Habría llegado esa noche al hostal y yo no estaría allí esperándole con un gran abrazo. Ese fin de semana había dejado a su familia por mí y no me encontraría. Un reproche tras otro hicieron en mi alma una montaña tan grande como la que me separaba de él.

Esa noche el sueño me castigó negándose a dormir conmigo y ni siquiera fue capaz de “regalarme” una de sus horribles pesadillas.

De madrugada mis sentimientos habían cambiado por completo, o eso creía yo. Mi idea de dejarlo me parecía monstruosa. Me convencí de que le amaba y, como él siempre decía, podíamos ser muy felices juntos. Perder mi libertad ya me daba igual.

Muy de mañana empecé el camino de vuelta. El sol salía majestuoso por detrás de las montañas. El paisaje, limpio después de la lluvia, olía a tierra virgen. Pero yo no apreciaba esa belleza, corría montaña abajo para pedirle perdón y decirle que tenía razón, que no nos separaríamos más.

Llegué casi exhausta. Al preguntar en recepción por él solo me dieron un sobre a mi nombre. Lo abrí con manos temblorosas. Pensé que no había podido venir y me enviaba una carta de amor y de excusa. ¡Qué equivocada estaba! Escuetamente decía: “Tienes razón, siempre la tuviste. Tu libertad es antes que nuestro amor y yo me debo a mi familia. No volveremos a vernos, nos vamos del país, me han ofrecido un buen trabajo y es el momento de soltar lastre y avanzar”.

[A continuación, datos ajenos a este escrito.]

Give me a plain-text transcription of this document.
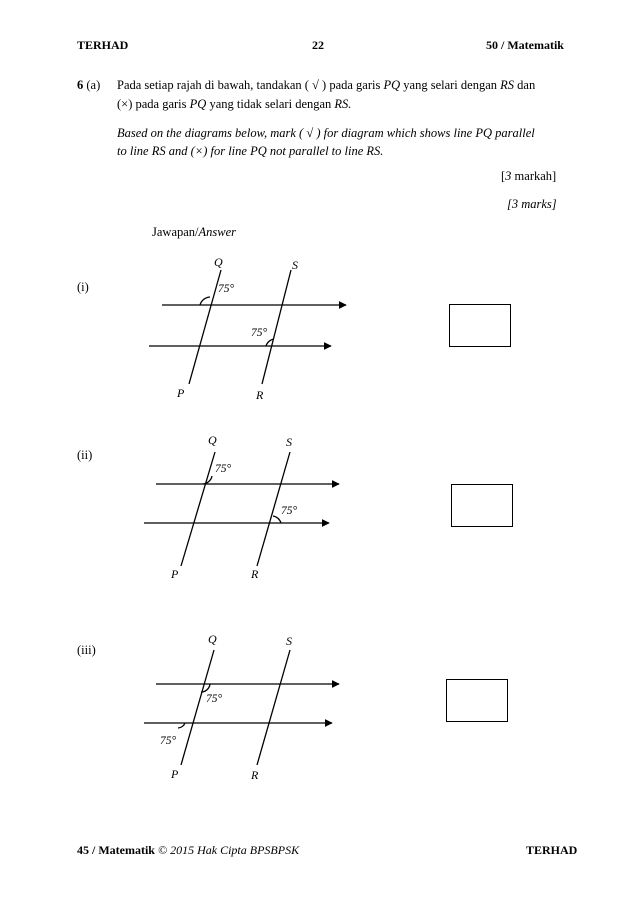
TERHAD	22	50 / Matematik
6 (a) Pada setiap rajah di bawah, tandakan ( √ ) pada garis PQ yang selari dengan RS dan
(×) pada garis PQ yang tidak selari dengan RS.
Based on the diagrams below, mark ( √ ) for diagram which shows line PQ parallel
to line RS and (×) for line PQ not parallel to line RS.
[3 markah]
[3 marks]
Jawapan/Answer
(i)
(ii)
(iii)
Q	S
P	R
75°
75°
Q	S
P	R
75°
75°
Q	S
P	R
75°
75°
45 / Matematik © 2015 Hak Cipta BPSBPSK	TERHAD
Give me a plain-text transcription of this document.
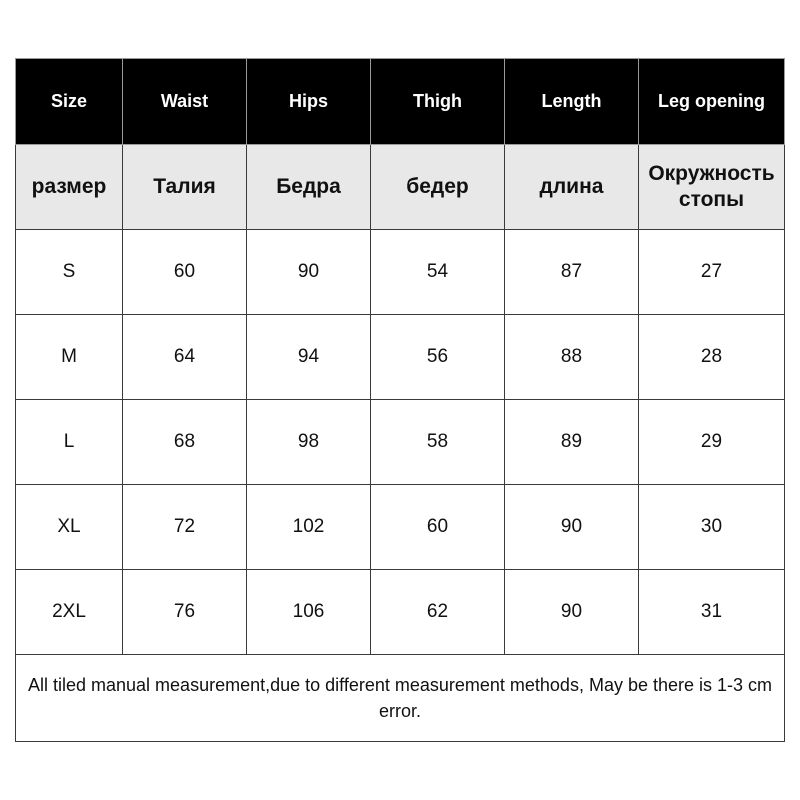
Size	Waist	Hips	Thigh	Length	Leg opening
размер	Талия	Бедра	бедер	длина	Окружность стопы
S	60	90	54	87	27
M	64	94	56	88	28
L	68	98	58	89	29
XL	72	102	60	90	30
2XL	76	106	62	90	31
All tiled manual measurement,due to different measurement methods, May be there is 1-3 cm error.					
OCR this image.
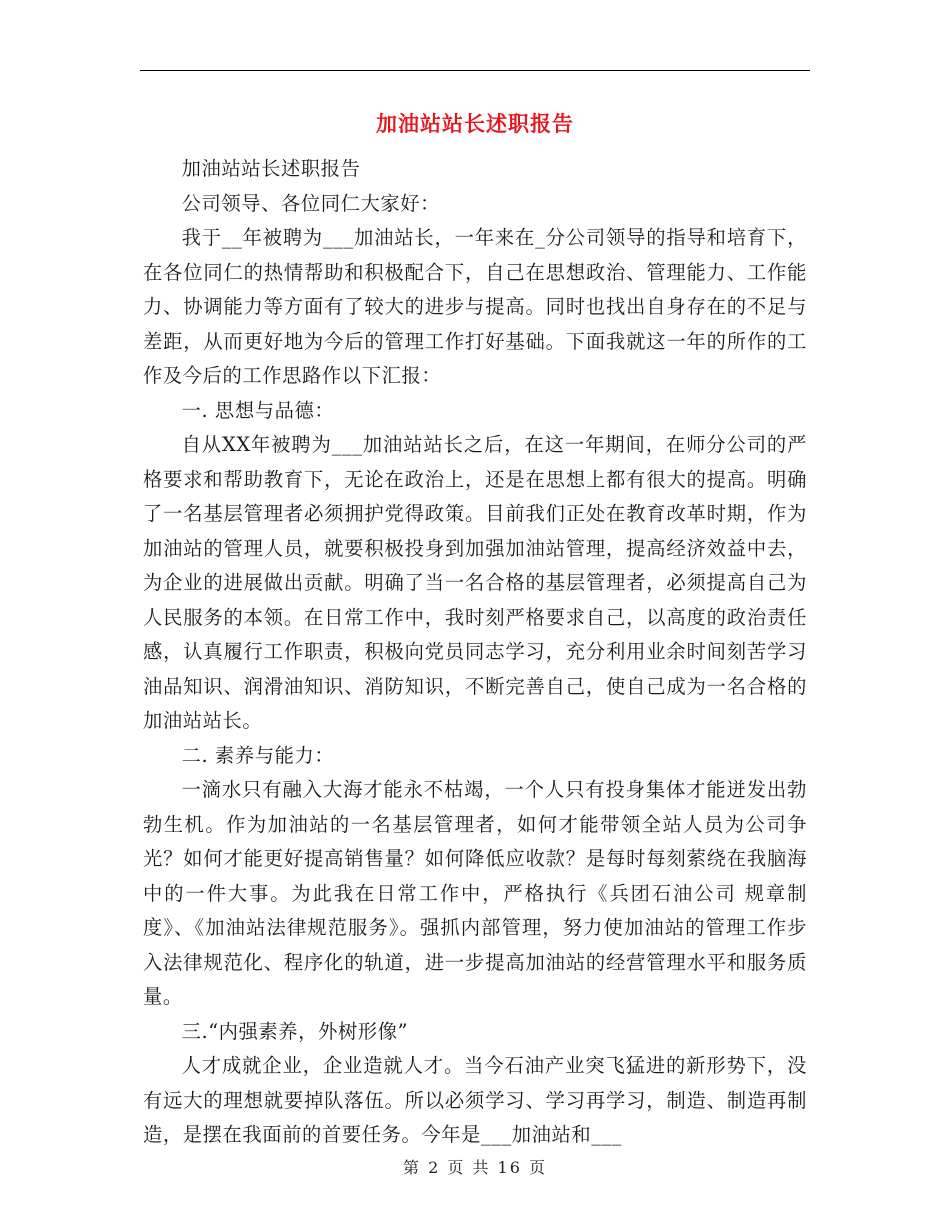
加油站站长述职报告

加油站站长述职报告

公司领导、各位同仁大家好：

我于__年被聘为___加油站长，一年来在_分公司领导的指导和培育下，在各位同仁的热情帮助和积极配合下，自己在思想政治、管理能力、工作能力、协调能力等方面有了较大的进步与提高。同时也找出自身存在的不足与差距，从而更好地为今后的管理工作打好基础。下面我就这一年的所作的工作及今后的工作思路作以下汇报：

一. 思想与品德：

自从XX年被聘为___加油站站长之后，在这一年期间，在师分公司的严格要求和帮助教育下，无论在政治上，还是在思想上都有很大的提高。明确了一名基层管理者必须拥护党得政策。目前我们正处在教育改革时期，作为加油站的管理人员，就要积极投身到加强加油站管理，提高经济效益中去，为企业的进展做出贡献。明确了当一名合格的基层管理者，必须提高自己为人民服务的本领。在日常工作中，我时刻严格要求自己，以高度的政治责任感，认真履行工作职责，积极向党员同志学习，充分利用业余时间刻苦学习油品知识、润滑油知识、消防知识，不断完善自己，使自己成为一名合格的加油站站长。

二. 素养与能力：

一滴水只有融入大海才能永不枯竭，一个人只有投身集体才能迸发出勃勃生机。作为加油站的一名基层管理者，如何才能带领全站人员为公司争光？如何才能更好提高销售量？如何降低应收款？是每时每刻萦绕在我脑海中的一件大事。为此我在日常工作中，严格执行《兵团石油公司 规章制度》、《加油站法律规范服务》。强抓内部管理，努力使加油站的管理工作步入法律规范化、程序化的轨道，进一步提高加油站的经营管理水平和服务质量。

三.“内强素养，外树形像”

人才成就企业，企业造就人才。当今石油产业突飞猛进的新形势下，没有远大的理想就要掉队落伍。所以必须学习、学习再学习，制造、制造再制造，是摆在我面前的首要任务。今年是___加油站和___

第 2 页 共 16 页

Yo era la que llegué decidida a cortar con él y me hizo cambiar de opinión la magia de la montaña y las campanillas azules. Iba a ofrecerle desesperada mi amor, sin saber que era solo un lastre.

 


Un paseo mañanero

El día había amanecido gris, plomizo, sin viento, pero con una pesadez en el aire que presagiaba una gran descarga de agua.

Pensé que lo peor que me podía pasar sería disfrutar de un buen remojón pero, como estoy en la playa y es verano, sería bienvenido. Daba igual que empezara por los pies o por la cabeza, el caso era refrescarme después de unos días de intenso calor.

Con esa idea empecé mi paseo. Estaba todavía cerca de casa cuando empezaron las primeras gotas. No me importó, estaba disfrutando de la belleza del cielo. Había nubes de algodón sucio con algunos desgarros por donde se adivinaba un poco de claridad en este día de finales de julio.

El Dragón estaba cubierto por una boina gris. Todo hacía presagiar una fuerte tormenta. No me importó y seguí mi paseo. Cuando miraba al monte me costaba encontrar esa figura con la cabeza hacia Cabo de Palos, sus colmillos y patas, echado sobre la panza en la cima de la montaña. Cuando era joven lo encontraba enseguida y sentía que estaba allí para darme fuerza, para protegerme. Nada malo podía pasarme en El Carmolí. Con los años la vida ha ido quitando fantasía a mi mirada y ahora apenas si distingo su cabeza.

Cuando llegué a la playa el espectáculo me sobrecogió. Lo que veía era un cuadro de grises. El cielo, el mar y la arena los tenían todos. Si no hubiera sido por esas pequeñas olitas que venían a morir a mis pies, hubiera podido pasar por un espejo de plata vieja con las gaviotas dándose cabezazos en él y reclamando con sus graznidos el mar que dejaron la noche anterior.

En el cielo se abrían algunos claros que enseguida eran tapados por nubes grises disgustadas. Esa mañana era suya y ningún rayo de luz debía osar traspasarlas.

La paz era infinita. Me senté en un banco con el espíritu sosegado y la mente limpia, en paz conmigo y con la naturaleza que me envolvía.

Pero duró poco. De una obra cercana llegaron hasta mí los sonidos agudos, penetrantes y desagradables de una radial y se llevaron con ellos toda la magia. Hasta las nubes se retiraron poco a poco también molestas, dejando pasar los rayos de sol que fueron tomando el cielo y convirtiendo el día en uno más de finales de julio.